Optimising against an Effective Metric

Applying RVIM is only beneficial if used to optimise a metric in a way that increases the value of that particular application. As the saying goes, time is money, and time-based metrics are among the easiest and most profitable to optimise against. A fast deploy keeps the feedback loops tight, but why not take it one step further and consider Full-Rebuild Time: for any running application, how quickly can you get another one into production and delivering value?

As an application scales up, the time between failures becomes far less important than how quickly you can recover from failures. After a certain point, applications will fail most of the time and fault-tolerance becomes an absolute necessity.

In eXtreme Programming Explained, Kent Beck talks about the concept of a coffee-break build - being able to build your application in the time it takes for a cup of coffee - and the idea of a coffee-break deploy is the next logical step. But what about a coffee-break rebuild? Can we deploy a change and rebuild an entire application in the time it takes to get a hot drink?

In order to shrink our pipeline like this, we must apply RVIM to almost all time-based metrics within our pipeline. Compilation, unit tests, full integration tests, provisioning environments, application deployment, everything. All of these steps will need to be fully automated and monitored, which for large applications can be a Herculean task. Luckily, we have a huge toolbox provided to us by the trend of Software-Defined Everything which I cover later on.

Time-based metrics are among the lowest hanging fruit to build metrics and feedback around but we can be more conceptual with these ideas. How about using the difference between different instances of our production environment as our measure? Running different versions of Apache, Tomcat, or PostgreSQL in the same application stack should be a smell. Running applications on different virtual instances should probably be a smell too. We can act against this configuration drift by being extremely aggressive with rebuilding and reprovisioning instances - luckily automation and software-defined everything can help us out here too.

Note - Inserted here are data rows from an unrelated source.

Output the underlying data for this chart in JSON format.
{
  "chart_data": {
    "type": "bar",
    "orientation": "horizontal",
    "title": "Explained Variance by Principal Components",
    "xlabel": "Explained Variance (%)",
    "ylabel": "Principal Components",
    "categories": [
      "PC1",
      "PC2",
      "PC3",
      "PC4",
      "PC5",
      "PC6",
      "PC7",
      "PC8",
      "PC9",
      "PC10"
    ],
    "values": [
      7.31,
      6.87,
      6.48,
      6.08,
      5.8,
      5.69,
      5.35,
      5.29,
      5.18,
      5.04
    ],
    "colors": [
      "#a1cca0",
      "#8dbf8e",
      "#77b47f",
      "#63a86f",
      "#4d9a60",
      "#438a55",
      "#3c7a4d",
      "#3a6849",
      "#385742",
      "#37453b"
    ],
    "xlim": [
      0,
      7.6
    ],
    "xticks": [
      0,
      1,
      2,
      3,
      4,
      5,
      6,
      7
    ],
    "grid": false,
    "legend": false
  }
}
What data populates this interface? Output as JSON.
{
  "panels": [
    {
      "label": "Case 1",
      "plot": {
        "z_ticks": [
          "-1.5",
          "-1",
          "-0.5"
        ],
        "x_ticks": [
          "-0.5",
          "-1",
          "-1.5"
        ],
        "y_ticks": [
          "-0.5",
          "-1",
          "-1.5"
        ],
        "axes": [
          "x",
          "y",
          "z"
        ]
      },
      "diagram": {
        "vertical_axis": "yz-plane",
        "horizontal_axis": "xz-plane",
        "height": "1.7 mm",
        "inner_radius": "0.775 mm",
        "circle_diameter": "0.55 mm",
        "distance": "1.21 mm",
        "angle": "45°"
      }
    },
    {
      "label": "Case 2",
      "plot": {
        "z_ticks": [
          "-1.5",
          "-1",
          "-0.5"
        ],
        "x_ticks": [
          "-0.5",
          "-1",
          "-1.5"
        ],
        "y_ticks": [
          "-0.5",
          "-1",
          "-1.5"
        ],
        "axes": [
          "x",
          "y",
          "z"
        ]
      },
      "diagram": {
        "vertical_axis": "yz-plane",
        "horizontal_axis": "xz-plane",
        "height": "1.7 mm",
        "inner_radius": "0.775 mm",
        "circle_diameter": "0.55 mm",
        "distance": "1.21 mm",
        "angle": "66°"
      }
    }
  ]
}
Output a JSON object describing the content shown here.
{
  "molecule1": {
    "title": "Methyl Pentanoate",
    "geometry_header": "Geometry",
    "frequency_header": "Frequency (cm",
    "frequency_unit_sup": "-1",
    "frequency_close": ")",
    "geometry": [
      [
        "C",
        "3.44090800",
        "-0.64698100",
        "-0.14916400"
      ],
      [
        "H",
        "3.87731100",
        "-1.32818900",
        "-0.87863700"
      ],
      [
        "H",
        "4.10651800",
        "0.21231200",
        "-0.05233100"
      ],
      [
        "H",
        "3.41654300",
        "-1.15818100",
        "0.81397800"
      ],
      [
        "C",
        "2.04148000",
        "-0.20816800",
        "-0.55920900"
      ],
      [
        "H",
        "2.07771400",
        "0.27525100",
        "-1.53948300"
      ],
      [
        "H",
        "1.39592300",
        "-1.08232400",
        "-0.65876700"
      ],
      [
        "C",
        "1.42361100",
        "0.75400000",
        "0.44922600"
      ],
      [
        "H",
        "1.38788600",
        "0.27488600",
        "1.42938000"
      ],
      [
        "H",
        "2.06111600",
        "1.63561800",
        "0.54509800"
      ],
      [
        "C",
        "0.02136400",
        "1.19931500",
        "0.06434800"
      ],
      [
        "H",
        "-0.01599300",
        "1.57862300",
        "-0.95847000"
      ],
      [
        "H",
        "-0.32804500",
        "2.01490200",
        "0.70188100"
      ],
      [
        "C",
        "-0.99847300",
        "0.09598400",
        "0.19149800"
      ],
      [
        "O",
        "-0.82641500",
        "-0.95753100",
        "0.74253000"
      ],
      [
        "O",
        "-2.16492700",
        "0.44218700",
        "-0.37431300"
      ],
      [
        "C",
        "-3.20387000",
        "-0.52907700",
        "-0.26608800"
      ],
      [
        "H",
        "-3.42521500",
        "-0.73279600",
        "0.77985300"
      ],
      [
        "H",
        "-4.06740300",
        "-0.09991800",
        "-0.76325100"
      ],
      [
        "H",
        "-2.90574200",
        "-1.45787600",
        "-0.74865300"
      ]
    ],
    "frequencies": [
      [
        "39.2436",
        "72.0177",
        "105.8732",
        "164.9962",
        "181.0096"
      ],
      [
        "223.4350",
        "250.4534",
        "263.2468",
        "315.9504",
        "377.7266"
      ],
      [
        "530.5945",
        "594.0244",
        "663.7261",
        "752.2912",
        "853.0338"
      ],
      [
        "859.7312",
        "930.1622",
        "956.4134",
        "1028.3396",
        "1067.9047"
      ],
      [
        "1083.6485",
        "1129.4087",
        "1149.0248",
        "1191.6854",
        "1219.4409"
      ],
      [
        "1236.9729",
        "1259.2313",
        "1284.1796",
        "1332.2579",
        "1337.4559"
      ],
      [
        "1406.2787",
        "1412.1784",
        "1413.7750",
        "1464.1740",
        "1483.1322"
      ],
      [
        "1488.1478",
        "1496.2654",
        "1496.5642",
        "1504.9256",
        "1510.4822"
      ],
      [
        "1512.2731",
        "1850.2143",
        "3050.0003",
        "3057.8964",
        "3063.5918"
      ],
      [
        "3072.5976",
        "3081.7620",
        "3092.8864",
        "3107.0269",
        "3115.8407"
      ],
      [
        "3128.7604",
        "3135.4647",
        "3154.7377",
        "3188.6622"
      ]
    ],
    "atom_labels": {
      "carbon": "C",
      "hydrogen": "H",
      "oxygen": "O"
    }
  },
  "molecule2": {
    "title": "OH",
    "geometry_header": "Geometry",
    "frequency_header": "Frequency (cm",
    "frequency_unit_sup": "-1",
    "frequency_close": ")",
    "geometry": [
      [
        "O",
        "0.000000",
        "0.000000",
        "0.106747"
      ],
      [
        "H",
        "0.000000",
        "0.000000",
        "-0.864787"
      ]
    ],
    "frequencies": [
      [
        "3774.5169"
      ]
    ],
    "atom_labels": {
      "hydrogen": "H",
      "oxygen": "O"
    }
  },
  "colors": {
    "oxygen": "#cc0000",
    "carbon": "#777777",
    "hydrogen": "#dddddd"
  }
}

It’s not all sunshine and roses: one potentially negative effect of homogenisation is the reduction of innovation or evolution, although this can be countered with explicit innovation/experimentation time. We also need to be wary of making metrics into solid targets. They are signposts, gesturing us in the right direction to solve our next problems, rather than something we need to reduce because low values are inherently good. It’s easy to speed up test runs: remove all the tests. This is obviously a terrible idea but demonstrates the idea of metrics being targets as opposed to a source of guidance.